Mark Chatfield

Personal information
- Full name: Mark Webster Chatfield
- National team: United States
- Born: August 11, 1953 Bakersfield, California, U.S.
- Died: December 23, 1998 (aged 45)
- Height: 6 ft 0 in (1.83 m)
- Weight: 161 lb (73 kg)

Sport
- Sport: Swimming
- Strokes: Breaststroke
- Club: Pasadena Swimming Association
- College team: University of Southern California

Medal record
Men's swimming
Representing the United States
Pan American Games
| Gold medal – first place | 1971 Cali | 100 m breaststroke |
Summer Universiade
| Gold medal – first place | 1973 Moscow | 4×100 m medley |
| Bronze medal – third place | 1973 Moscow | 100 m breaststroke |

= Mark Chatfield =

American swimmer (1953–1998)

Mark Webster Chatfield (August 11, 1953 – December 23, 1998) was an American breaststroke swimmer and breaststroke specialist.

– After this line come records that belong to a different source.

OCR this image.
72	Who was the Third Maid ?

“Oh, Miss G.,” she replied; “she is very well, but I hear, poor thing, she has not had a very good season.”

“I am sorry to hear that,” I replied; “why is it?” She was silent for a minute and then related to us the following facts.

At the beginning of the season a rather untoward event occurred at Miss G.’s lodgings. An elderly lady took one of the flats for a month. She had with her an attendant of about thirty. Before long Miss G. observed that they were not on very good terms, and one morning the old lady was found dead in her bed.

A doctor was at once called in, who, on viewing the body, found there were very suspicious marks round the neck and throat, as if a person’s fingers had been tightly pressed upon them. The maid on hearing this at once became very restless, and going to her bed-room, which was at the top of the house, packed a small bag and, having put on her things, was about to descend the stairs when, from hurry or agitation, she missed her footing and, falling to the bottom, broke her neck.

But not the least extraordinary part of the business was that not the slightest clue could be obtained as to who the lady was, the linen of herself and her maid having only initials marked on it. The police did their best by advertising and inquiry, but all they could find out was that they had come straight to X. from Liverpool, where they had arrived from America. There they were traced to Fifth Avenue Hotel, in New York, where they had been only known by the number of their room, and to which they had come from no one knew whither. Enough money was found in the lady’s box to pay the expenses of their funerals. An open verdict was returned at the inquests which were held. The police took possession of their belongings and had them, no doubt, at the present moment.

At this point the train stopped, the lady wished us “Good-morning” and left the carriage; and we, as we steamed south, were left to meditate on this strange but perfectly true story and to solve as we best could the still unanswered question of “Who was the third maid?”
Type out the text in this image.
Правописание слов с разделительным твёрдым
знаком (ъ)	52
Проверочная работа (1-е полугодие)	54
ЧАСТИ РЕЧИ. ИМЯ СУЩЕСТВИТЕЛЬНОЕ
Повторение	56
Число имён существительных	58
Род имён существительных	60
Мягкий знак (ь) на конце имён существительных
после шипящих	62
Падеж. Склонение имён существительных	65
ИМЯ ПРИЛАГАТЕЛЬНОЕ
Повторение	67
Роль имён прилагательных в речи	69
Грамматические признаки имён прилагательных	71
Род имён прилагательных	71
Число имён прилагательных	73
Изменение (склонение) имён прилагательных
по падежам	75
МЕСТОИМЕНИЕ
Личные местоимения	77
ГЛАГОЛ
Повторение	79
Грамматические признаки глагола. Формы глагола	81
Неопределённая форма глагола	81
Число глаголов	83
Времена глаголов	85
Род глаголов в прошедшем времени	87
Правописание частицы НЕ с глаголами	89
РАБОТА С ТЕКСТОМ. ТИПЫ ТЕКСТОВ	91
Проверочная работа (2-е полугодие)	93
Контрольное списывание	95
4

Chatfield won the gold medal in the 100-meter breaststroke at the 1971 Pan American Games. He represented the United States as a 19-year-old at the 1972 Summer Olympics in Munich, Germany. He advanced to the event final of the men's 100-meter breaststroke, finishing fourth with a time of 1:06.1.

He was the 1973 U.S. national champion in the 100-yard breaststroke (57.36). He attended the University of Southern California (USC), where he swam for the USC Trojans swimming and diving team from 1972 to 1975. As a college swimmer, he was recognized as an All-American in 1972 (100-yard breaststroke, 200-yard breaststroke), 1973 (100-yard breaststroke, 200-yard breaststroke, 400-yard medley relay), 1974 (100-yard breaststroke, 200-yard breaststroke, 400-yard medley relay), and 1975 (100-yard breaststroke, 200-yard breaststroke, 200-yard individual medley, 400-yard medley relay).

An accomplished Baroque and period musician, vocalist and composer, he played cello and was a countertenor.

Chatfield came out of retirement in 1994 to participate in the Gay Games. He recounted how "he could never disclose his sexuality for fear of losing his spot on the team."

Chatfield died of lymphoma on December 23, 1998; he was 45 years old.